DD SEDEORA JAYE SHOW

DD That's Deep: How The School System Has Bamboozled and Hoodwinked Our Youth

DD SEDEORA JAYE Season 1 Episode 5

Why does African-American history get packed into a single month when its threads weave through the very fabric of our nation's story? This episode of DD Sedeora Jaye podcast is a daring exploration of the educational injustice faced by African-American students, whose history is often restricted to a fleeting acknowledgment each February. We're confronting head-on the oversight of school boards that fail to integrate a comprehensive African-American studies program into the curriculum of predominantly black schools.

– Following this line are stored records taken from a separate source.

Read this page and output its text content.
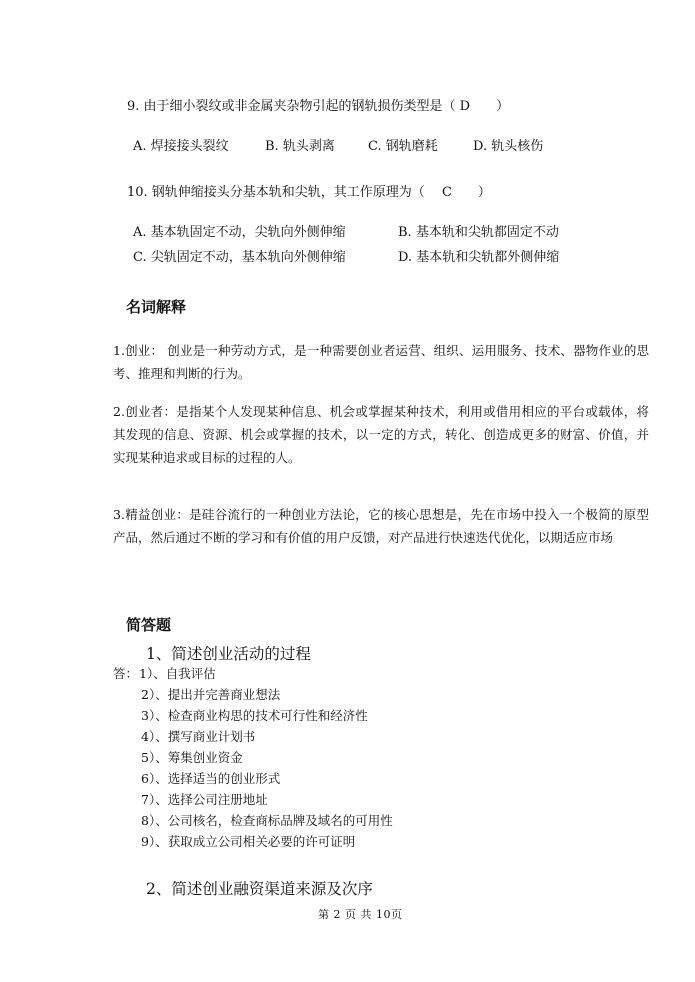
9. 由于细小裂纹或非金属夹杂物引起的钢轨损伤类型是（ D　　）
A. 焊接接头裂纹	B. 轨头剥离	C. 钢轨磨耗	D. 轨头核伤
10. 钢轨伸缩接头分基本轨和尖轨，其工作原理为（　 C　　）
A. 基本轨固定不动，尖轨向外侧伸缩	B. 基本轨和尖轨都固定不动
C. 尖轨固定不动，基本轨向外侧伸缩	D. 基本轨和尖轨都外侧伸缩
名词解释
1.创业： 创业是一种劳动方式，是一种需要创业者运营、组织、运用服务、技术、器物作业的思考、推理和判断的行为。
2.创业者：是指某个人发现某种信息、机会或掌握某种技术，利用或借用相应的平台或载体，将其发现的信息、资源、机会或掌握的技术，以一定的方式，转化、创造成更多的财富、价值，并实现某种追求或目标的过程的人。
3.精益创业：是硅谷流行的一种创业方法论，它的核心思想是，先在市场中投入一个极简的原型产品，然后通过不断的学习和有价值的用户反馈，对产品进行快速迭代优化，以期适应市场
简答题
1、简述创业活动的过程
答： 1）、自我评估
2）、提出并完善商业想法
3）、检查商业构思的技术可行性和经济性
4）、撰写商业计划书
5）、筹集创业资金
6）、选择适当的创业形式
7）、选择公司注册地址
8）、公司核名，检查商标品牌及域名的可用性
9）、获取成立公司相关必要的许可证明
2、简述创业融资渠道来源及次序
第 2 页 共 10页
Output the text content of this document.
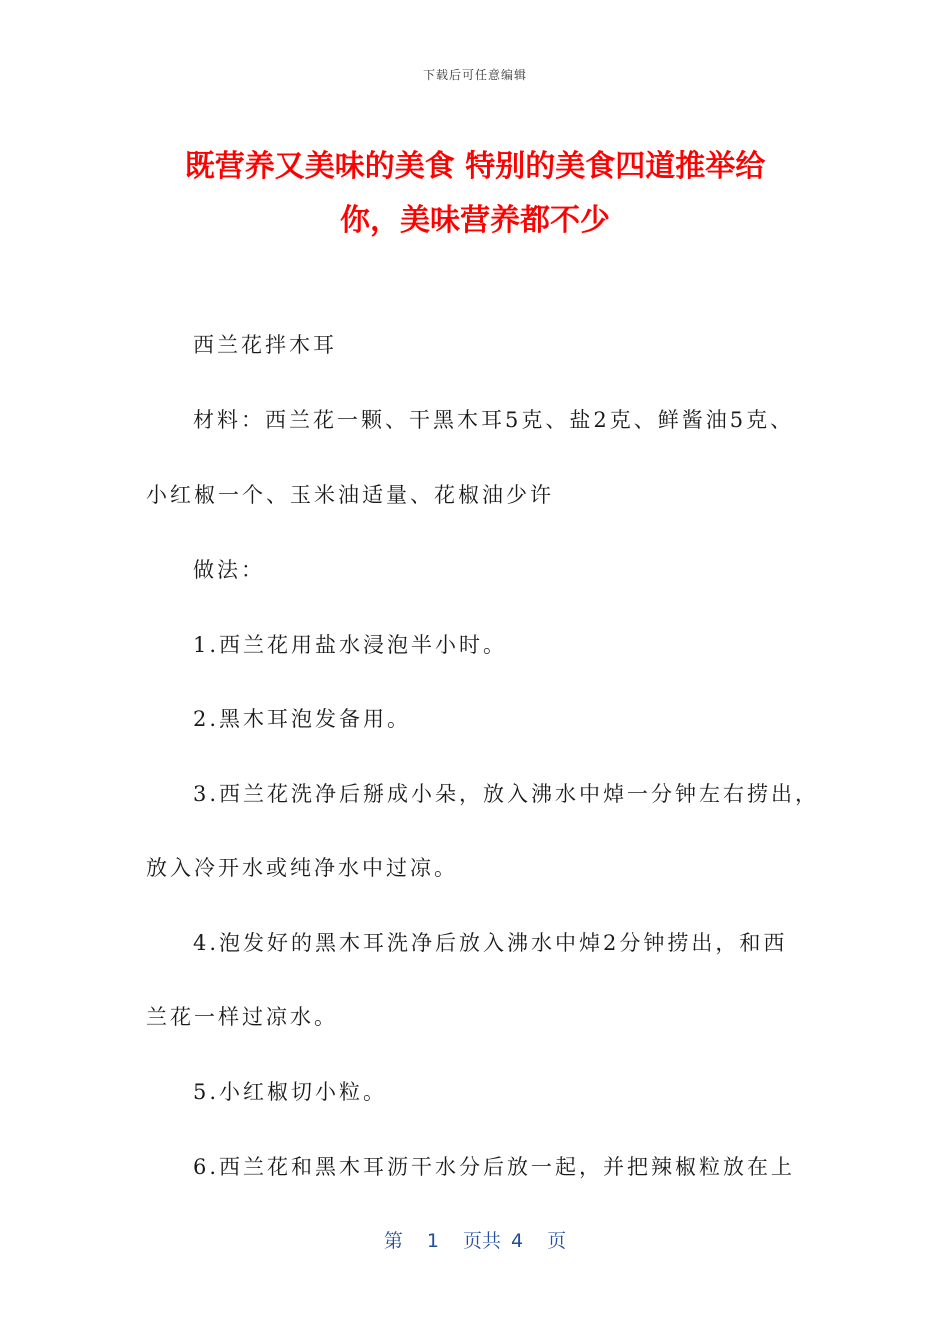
下载后可任意编辑
既营养又美味的美食 特别的美食四道推举给
你，美味营养都不少
西兰花拌木耳
材料：西兰花一颗、干黑木耳5克、盐2克、鲜酱油5克、
小红椒一个、玉米油适量、花椒油少许
做法：
1.西兰花用盐水浸泡半小时。
2.黑木耳泡发备用。
3.西兰花洗净后掰成小朵，放入沸水中焯一分钟左右捞出，
放入冷开水或纯净水中过凉。
4.泡发好的黑木耳洗净后放入沸水中焯2分钟捞出，和西
兰花一样过凉水。
5.小红椒切小粒。
6.西兰花和黑木耳沥干水分后放一起，并把辣椒粒放在上
第 1 页共 4 页
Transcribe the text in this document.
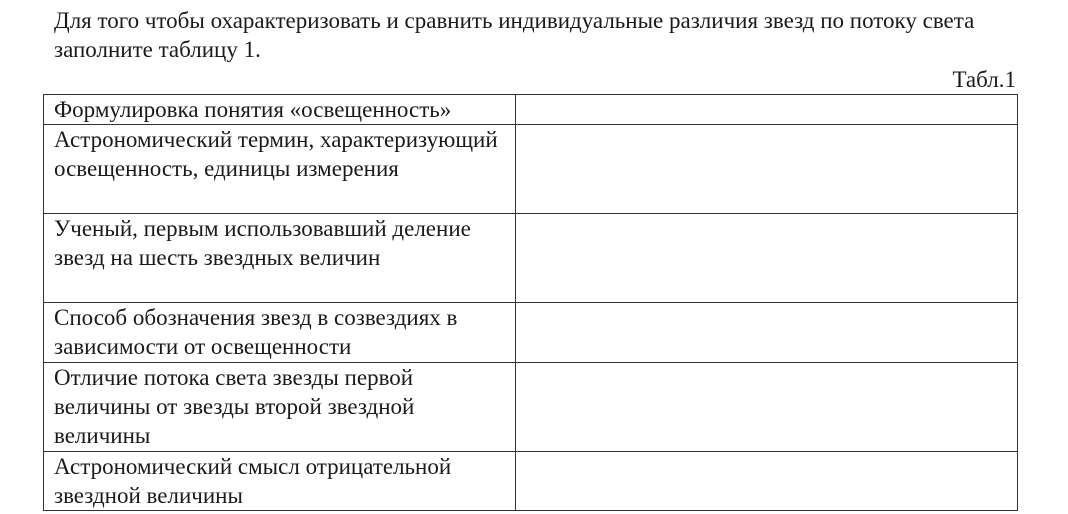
Для того чтобы охарактеризовать и сравнить индивидуальные различия звезд по потоку света заполните таблицу 1.

Табл.1

Формулировка понятия «освещенность»	
Астрономический термин, характеризующий освещенность, единицы измерения	
Ученый, первым использовавший деление звезд на шесть звездных величин	
Способ обозначения звезд в созвездиях в зависимости от освещенности	
Отличие потока света звезды первой величины от звезды второй звездной величины	
Астрономический смысл отрицательной звездной величины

Through this passionate discourse, you'll grasp the gravity of how omitting key historical narratives from our classrooms is denying African-American youth the foundation to understand and celebrate their cultural legacy. We spotlight the influences of esteemed individuals like Angela Bassett and Michelle Obama, who've leveraged their knowledge in African-American studies to make indelible marks on our society. This is not just a conversation—it's an urgent appeal to empower the upcoming generations by sowing seeds of knowledge that can blossom into wisdom, pride, and progress.

Speaker 1:

Welcome to the DD Sedeora Jaye Show. Dripping controversy on the mic. Don't forget to comment, like and subscribe on all social media platforms. Now here is DD Sedeora Jaye with a dose of DD. That's deep.

Speaker 2:

African-American students are being benboozled and hoodwinked by the school system. I would like to call out the Board of Education responsible for the curriculum and predominantly African-American communities. Why is African-American studies not embedded in the curriculum in middle school and high school? The audacity of public school boards to design a curriculum for a predominantly black community and not vote African-American studies to become a part of the school's program is baffling. Black history month consists of 29 days. We cage African-American students in a 29-day box to learn about an ongoing history that is created daily. This is equivalent to bondage. How does one teach in 29 days a history that can date back to 1526? 498 years of African-American history and counting? It is revolting that youth and predominantly black communities are denied access to the daily teachings of African-American history, a history that flows continuously like a river, becoming its own entity. African-american students are being benboozled and hoodwinks out of their own culture. African-american studies provide students with a high caliber of data. African-american students have the right to understand that the accomplishments and transgressions of the past contributes to the cycle of challenges African-American students face today. Allowing African-American students to comprehend the cultural framework of African-American history creates a formula to design blueprints to reverse generational issues played within the culture. It allows for our historical figures and youth of today to embrace and tackle past, present and future matters of African-American history as a unit.

Speaker 2:

It is a generational curse that African-American youth are not privy to their own historical history. When we attempt to pull up chronicle events from African-American youth, it comes back as insufficient funds because we have not invested the African-American narratives in them to pull from. We cannot pull from an empty vessel. African-american youth are the vessels in which our history travels. African-american youth must be watered and rooted so they can grow and spread African-American history into future generations.

Speaker 2:

Angela Bassett, award-winning actress, ba in African-American Studies from Yale University. Michelle Obama, attorney and first lady of the United States, ba in sociology, with a minor in African-American Studies from Princeton University. To the schoolboys in our predominantly African-American communities across the world, why would you bury the African-American culture, a culture that cannot die, a culture that has taken roots within the walls of the world and continues to grow like a vine of sweet honey suckles. A culture resurrected 29 days out of the year and watered down with parades and school plays, that rotates around the same few names, as if only five people made a difference in the foundation of African-American history that dates back to 1526. African-american youth, you are being bamboozled and hoodwinked.